The ship first reached land at Cape Cod. Captain Standish and sixteen men landed, and marched along the shore looking for a place to settle. In one spot they found the ground freshly patted down. Digging here, they discovered Indian baskets filled with corn. Indian corn is an American plant, and they had never before seen it. The beautiful grains, red, yellow, and white, were a "goodly sight," as they said. Some of this corn they took with them to plant the next spring. The Pilgrims paid the Indians for this seed corn when they found the right owners.
Standish made his next trip in a boat. This time he found some Indian wigwams covered and lined with mats. In December, Captain Standish made a third trip along the shore. It was now so cold that the spray froze to the clothes of his men while they rowed. At night they slept behind a little barricade made of logs and boughs, so as to be ready if the Indians should attack them.
One morning some of the men carried all their guns down to the water-side and laid them in the boat, in order to be ready for a start as soon as breakfast should be finished. But all at once there broke on their ears a sound they had never heard before. It was the wild war whoop of a band of Indians whose arrows rained around Standish and his men. Some of the men ran to the boat for their guns, at which the Indians raised a new yell and sent another lot of arrows flying after them. But once the white men were in possession of their guns, they fired a volley which made the Indians take to their heels. One uncommonly brave Indian lingered behind a tree to fight it out alone; but when a bullet struck the tree and sent bits of bark and splinters rattling about his head, he thought better of it, and ran after his friends into the woods.
Captain Standish and his men at length came to a place which John Smith, when he explored the coast, had called Plymouth [plim'-uth]. Here the Pilgrims found a safe harbor for ships and some running brooks from which they might get fresh water. They therefore selected it for their landing place. There had once been an Indian town here, but all the Indians in it had died of a pestilence three or four years before this time. The Indian cornfields were now lying idle, which was lucky for the Pilgrims, since otherwise they would have had to chop down trees to clear a field.
The Pilgrims landed on the 21st day of December, in our way of counting, or, as some say, the 22nd. They built some rough houses, using paper dipped in oil instead of window glass. But the bad food and lack of warm houses or clothing brought on a terrible sickness, so that here, as at Jamestown, one half of the people died in the first year. Captain Standish lost his wife, but he himself was well enough to be a kind nurse to the sick. Though he was born of a high family, he did not neglect to do the hardest and most disagreeable work for his sick and dying neighbors.

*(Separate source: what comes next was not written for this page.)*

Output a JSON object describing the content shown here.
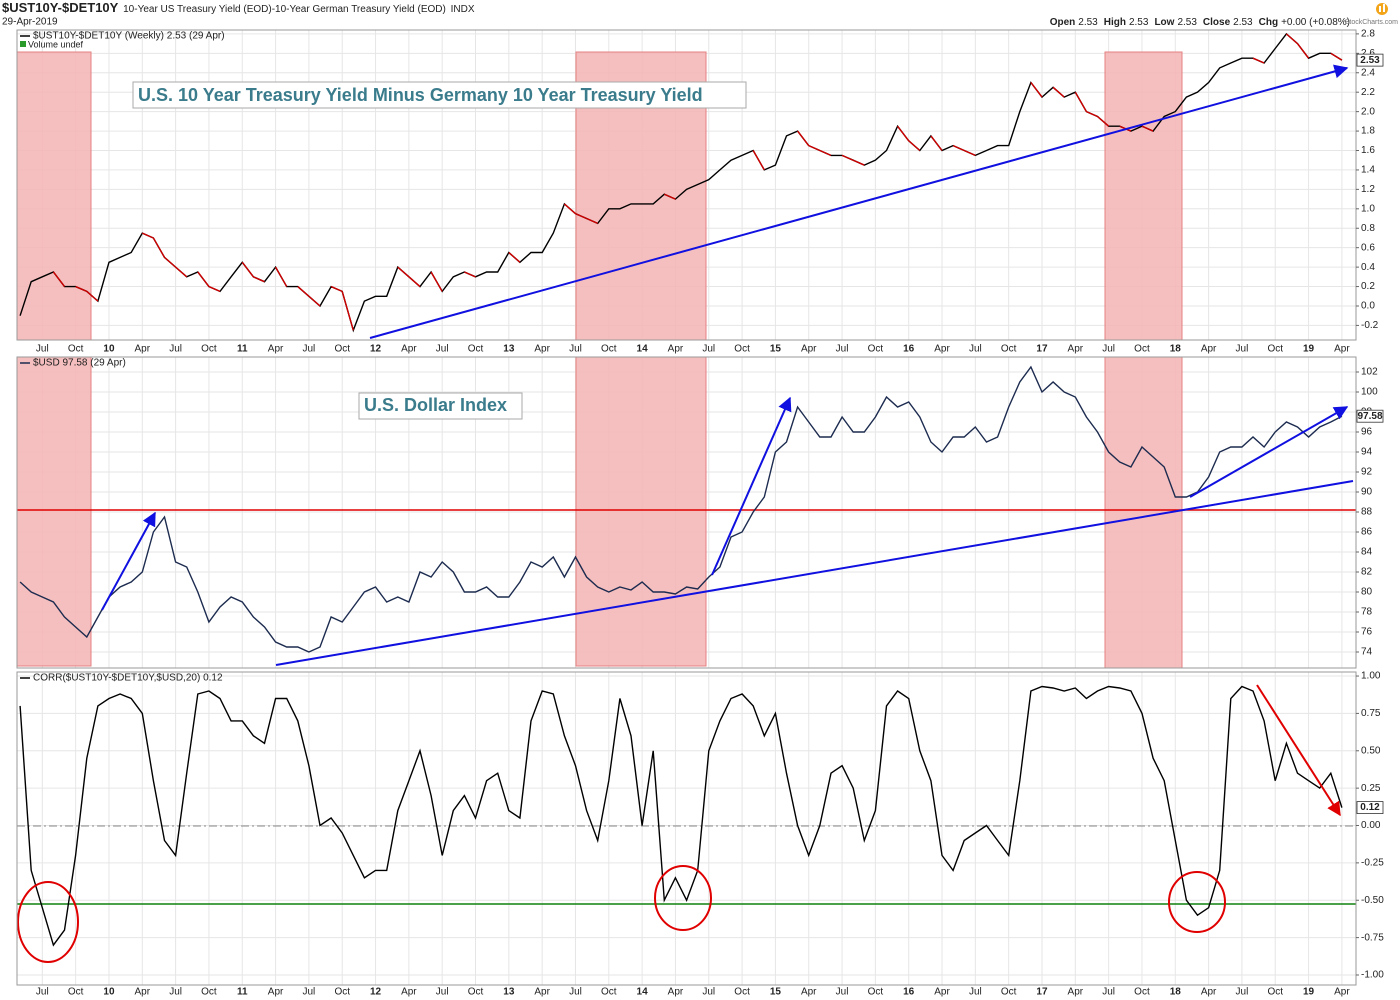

As there were not many houses, the people in Plymouth were divided into nineteen families, and the single men had to live with one or another of these families. A young man named John Alden [awl'-den] was assigned to live in Captain Standish's house. Some time after Standish's wife died the captain thought he would like to marry a young woman named Priscilla Mullins. But as Standish was much older than Priscilla, and a rough-spoken soldier in his ways, he asked his young friend Alden to go to the Mullins house and try to secure Priscilla for him.
It seems that John Alden loved Priscilla, and she did not dislike him. But Standish did not know this, and poor Alden felt bound to do as the captain requested. In that day the father of the young lady was asked first. So Alden went to Mr. Mullins and told him what a brave man Captain Standish was. Then he asked if Captain Standish might marry Priscilla.
"I have no objection to Captain Standish," said Priscilla's father, "but this is a matter she must decide."
So he called in his daughter, and told her in Alden's presence that the young man had come to ask her hand in marriage with the brave Captain Standish. Priscilla had no notion of marrying the captain. She looked at the young man a moment, and then said:
"Why don't you speak for yourself, John?"
The result was that she married John Alden, and Captain Standish married another woman. You may read this story, a little changed, in Longfellow's poem called "The Courtship of Miles Standish."